Ma a chi stanno poi a cuore, oltre alla scuola, cultura e valori?

Eppure in un paese che aspira a mantenere posizioni di rilievo tra i paesi più industrializzati e competitivi, lavorare per dei sistemi di istruzione e formazione riformati ed efficienti, dovrebbe essere la priorità nazionale.

Considerare i problemi della conoscenza come le chiavi essenziali dello sviluppo del sistema paese, dovrebbe connotare la coerente azione di un Governo e di un Parlamento impegnati, in maniera seria, decente, organica, a fare seguire fatti concreti e scelte pratiche ad altisonanti programmi elettorali, a facili dichiarazioni programmatiche a espressioni di interesse e di intenti spesso solo demagogiche e velleitarie.

Riconosciamo che qualche passo si sta facendo, ma un cammino coerente per un processo riformatore complesso e condiviso dovrebbe passare necessariamente attraverso il confronto sociale, la discussione politico-parlamentare, la concertazione con le categorie coinvolte, il coinvolgimento pieno della scuola.

Invece, la parossistica litigiosità fra le diverse forze politiche, la scarsa coesione che interessa la stessa compagine governativa, la non assunzione del principio superiore di un'etica della responsabilità, porta a trattare di scuola in modo laterale e inusuale.

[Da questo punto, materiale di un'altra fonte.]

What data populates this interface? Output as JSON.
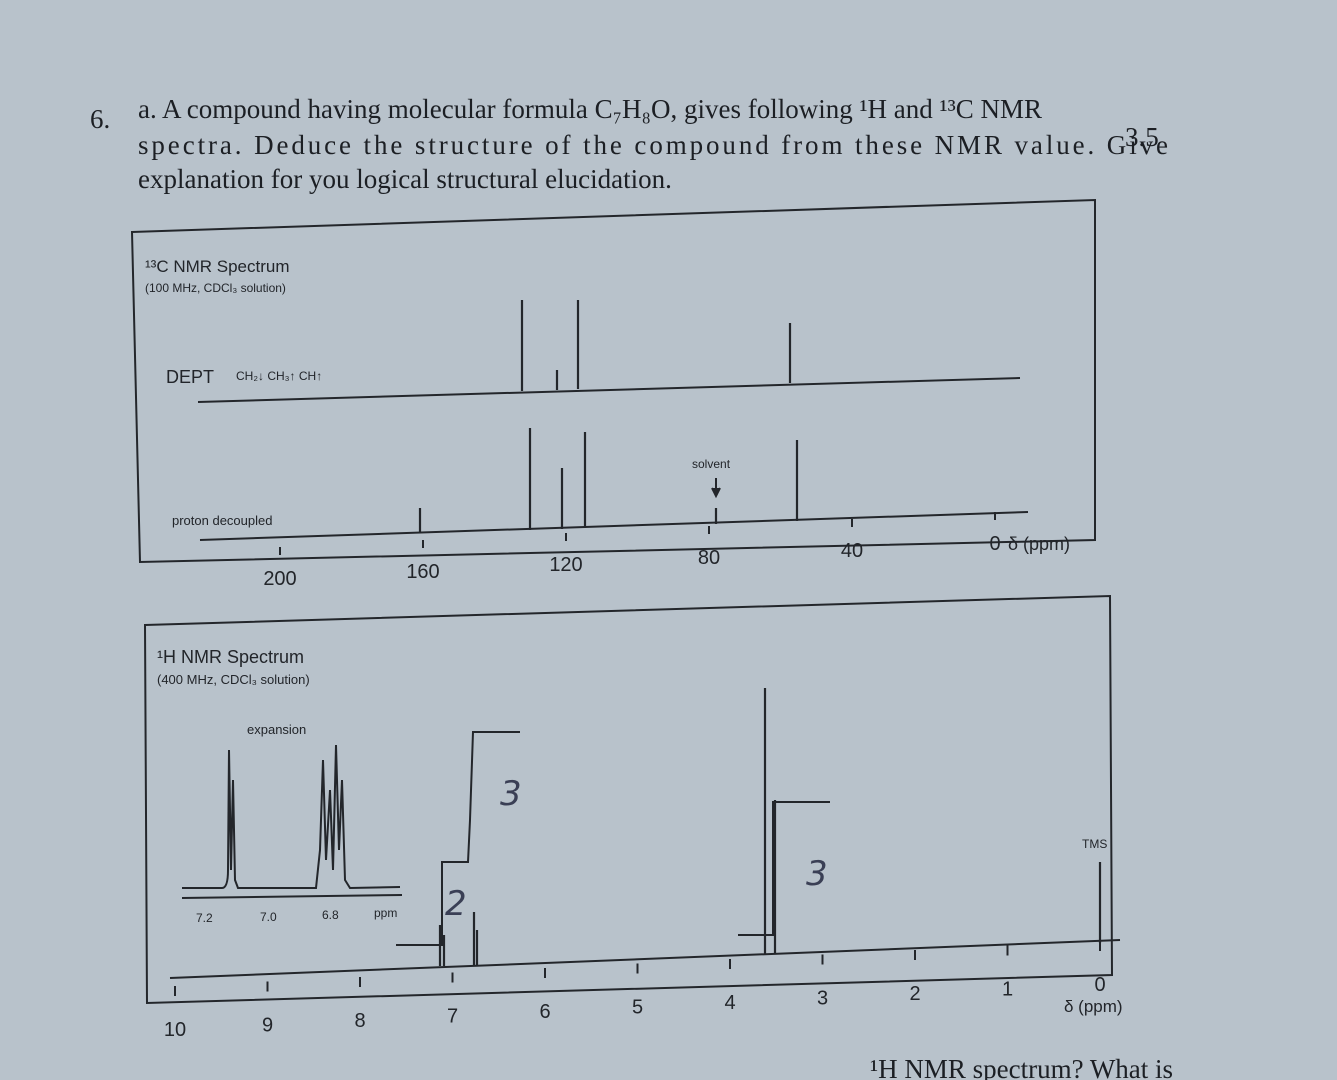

E' sicuramente inusuale, almeno sul piano del metodo, lo "spacchettamento" di importanti pezzi di riforma dei sistemi di istruzione e formazione operati attraverso la legge finanziaria, o il decreto "milleproroghe" o l'uso ripetuto di decreti-legge.

Si arriva così al paradosso di vedere discussi i problemi della scuola nella Commissione parlamentare sulle attività produttive!

Intanto sembra ancora tutta in salita, tra fondamentalismi ideologici e mancanza di risorse, la questione dell'innalzamento dell'obbligo di istruzione.

A noi sembra opportuno ricordare la necessità di agganciare l'obbligo ad una finalità/terminalità sensata e spendibile sul mercato del lavoro.

Ci sembra francamente privo di senso che il fine e il risultato di un obbligo di tale portata sia solo quello di sentirsi finalmente e semplicemente disobbligati.

Occorre diffidare dei vuoti formalismi e pensare che la frequenza scolastica serve solo se consente una riuscita formativa.

Ma non va in questa direzione e non ci induce all'ottimismo quanto avviene in questi giorni a proposito di organici.

La Finanziaria non aiuta certo la scuola "tagliando" organici e penalizzando le aree e gli alunni con più fragilità e più problemi.

Ci chiediamo allora che valore ha ritrovare la scuola fra le priorità del "dodecalogo" del sopravvissuto Governo Prodi, se poi, a 15 mesi dalla sua scadenza, non si riesce neanche a riavviare il tavolo per il rinnovo contrattuale 2006/09.

E' questo un fatto incredibile e impensabile, la negazione di un diritto talmente ovvio che non si può intendere che come provocazione.

Coerenza politica e decenza nella pratica del buon governo imporrebbero di utilizzare parte delle cospicue ed impreviste nuove entrate fiscali di cui il governo è beneficiario per avviare un vero grande investimento sulla scuola a cominciare da un doveroso adeguamento degli stipendi del personale ai parametri europei.

Sarebbe questa la condizione prima e indispensabile perché l'istruzione, il sapere, la scuola fossero avvertiti veramente come settori trainanti dello sviluppo del paese. E, invece, sono negati anche quei 200 milioni di euro che sono "frutto" di risparmi interni alla scuola.

Così tutti i "nodi" arrivano al "pettine" e per scioglierli non possiamo che ricorrere alle forme di lotta più dure e quindi alla proclamazione di uno sciopero generale della categoria.